A estruturação dos espaços limitados para as práticas educativas é uma delas e esses espaços podem ter relação direta com o tipo de atividade que se faz. Assim, imaginamos fazer muita diferença, por exemplo, frequentar uma escola em espaços característicos, típicas salas de aula, onde as portas, embora se encontrem fechadas a fim de evitar interrupções que possam interferir no andamento das atividades, estão destrancadas e são de madeira, em contraposição a frequentar aulas em verdadeiras celas, as celas de aula. (LEME, 2002 apudLOURENÇO, 2011, p. 171).

Pensados muito mais pelo controle do que pela readaptação social, os espaços prisionais não garantem a efetiva participação em atividades como de educação. As modalidades arquitetônicas demonstram que a cultura prisional sobrepõe a cultura escolar, embora as normas e o currículo sejam os mesmos para implantação das práticas escolares.

A ausência de uma qualificação, seja dos profissionais da educação, seja dos da prisão, é uma preocupação que justifica as limitações na execução das atividades educacionais nesses ambientes. Compreender que as atividades educacionais fazem parte não somente do projeto da escola como também da reinserção social, objetivo da pena de prisão é uma das obrigações de todos os operacionalizadores da pena.

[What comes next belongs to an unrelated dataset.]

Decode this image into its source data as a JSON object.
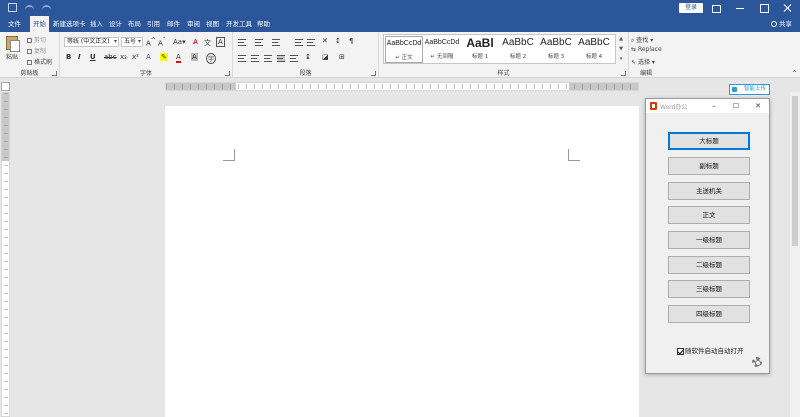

Uma política educacional voltada para a qualificação do conjunto de funcionários envolvidos com a escola, para a possibilidade de internalização do papel fundamental de cada um dos envolvidos, na trama dos processos educativos, nas perspectivas de evitar estereótipos e preconceitos, aceitando os educandos como indivíduos ativos no processo educacional e como portadores de uma história e de uma verdade que há de ser considerada [...]. (LOURENÇO, 2011, p. 174).

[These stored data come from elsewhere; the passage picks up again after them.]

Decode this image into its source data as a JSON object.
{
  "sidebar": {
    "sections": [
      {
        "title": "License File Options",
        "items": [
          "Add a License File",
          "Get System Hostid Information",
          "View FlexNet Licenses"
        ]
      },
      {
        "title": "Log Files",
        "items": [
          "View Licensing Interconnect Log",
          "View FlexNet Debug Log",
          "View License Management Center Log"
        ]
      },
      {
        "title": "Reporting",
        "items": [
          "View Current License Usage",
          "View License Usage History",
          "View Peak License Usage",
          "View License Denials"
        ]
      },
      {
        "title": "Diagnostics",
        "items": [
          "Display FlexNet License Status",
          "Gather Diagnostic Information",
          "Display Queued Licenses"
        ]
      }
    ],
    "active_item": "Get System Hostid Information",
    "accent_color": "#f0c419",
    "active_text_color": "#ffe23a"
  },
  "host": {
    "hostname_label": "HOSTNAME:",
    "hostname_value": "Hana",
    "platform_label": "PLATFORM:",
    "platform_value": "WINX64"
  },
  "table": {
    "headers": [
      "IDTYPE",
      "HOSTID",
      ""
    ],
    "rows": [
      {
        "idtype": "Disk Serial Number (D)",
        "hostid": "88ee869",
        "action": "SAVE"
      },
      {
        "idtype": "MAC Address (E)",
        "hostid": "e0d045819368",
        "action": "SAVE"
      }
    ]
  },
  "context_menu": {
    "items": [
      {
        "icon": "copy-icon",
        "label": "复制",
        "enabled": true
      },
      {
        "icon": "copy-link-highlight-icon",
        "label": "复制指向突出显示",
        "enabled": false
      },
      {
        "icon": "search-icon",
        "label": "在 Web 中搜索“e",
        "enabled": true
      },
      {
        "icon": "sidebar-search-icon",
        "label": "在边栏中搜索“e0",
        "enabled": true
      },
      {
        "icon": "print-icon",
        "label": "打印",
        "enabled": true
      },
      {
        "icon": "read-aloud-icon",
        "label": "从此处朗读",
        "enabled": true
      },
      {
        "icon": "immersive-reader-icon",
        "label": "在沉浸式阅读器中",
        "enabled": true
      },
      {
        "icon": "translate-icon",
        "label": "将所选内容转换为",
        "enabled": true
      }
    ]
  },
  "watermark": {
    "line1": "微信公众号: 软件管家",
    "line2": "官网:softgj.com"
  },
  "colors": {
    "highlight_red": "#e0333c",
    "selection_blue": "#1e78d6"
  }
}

Assim, para consolidação do trabalho educacional nas prisões, é essencial que todos reconheçam, dentro de sua singularidade funcional, a regularidade na efetivação do direito à educação.

O direito à educação é o foco do livro Direito e Marxismo: materialismo histórico, trabalho e educação, organizado por Enzo Bello, Martonio Mont'Alverne Barreto Lima e Sérgio Augustin. Trata-se de uma organização de produções pautadas em investigações científicas comunicadas no II Congresso Internacional Direito e Marxismo, realizado em 2013.

Nessa obra, especificamente no capítulo A garantia constitucional do direito à educação, de Odir Belatto (2014), são problematizadas as condições para que os direitos sociais sejam garantidos. Todavia, não são as condições do direito que se observam como destaque, mas os discursos de seus impedimentos. Dentre estes, é preciso desmitificar a concepção de cidadania, aspecto, muitas vezes, entendido como negação da pessoa privada de liberdade. O entendimento de senso comum é de que, se o preso não vota, não exerce sua cidadania.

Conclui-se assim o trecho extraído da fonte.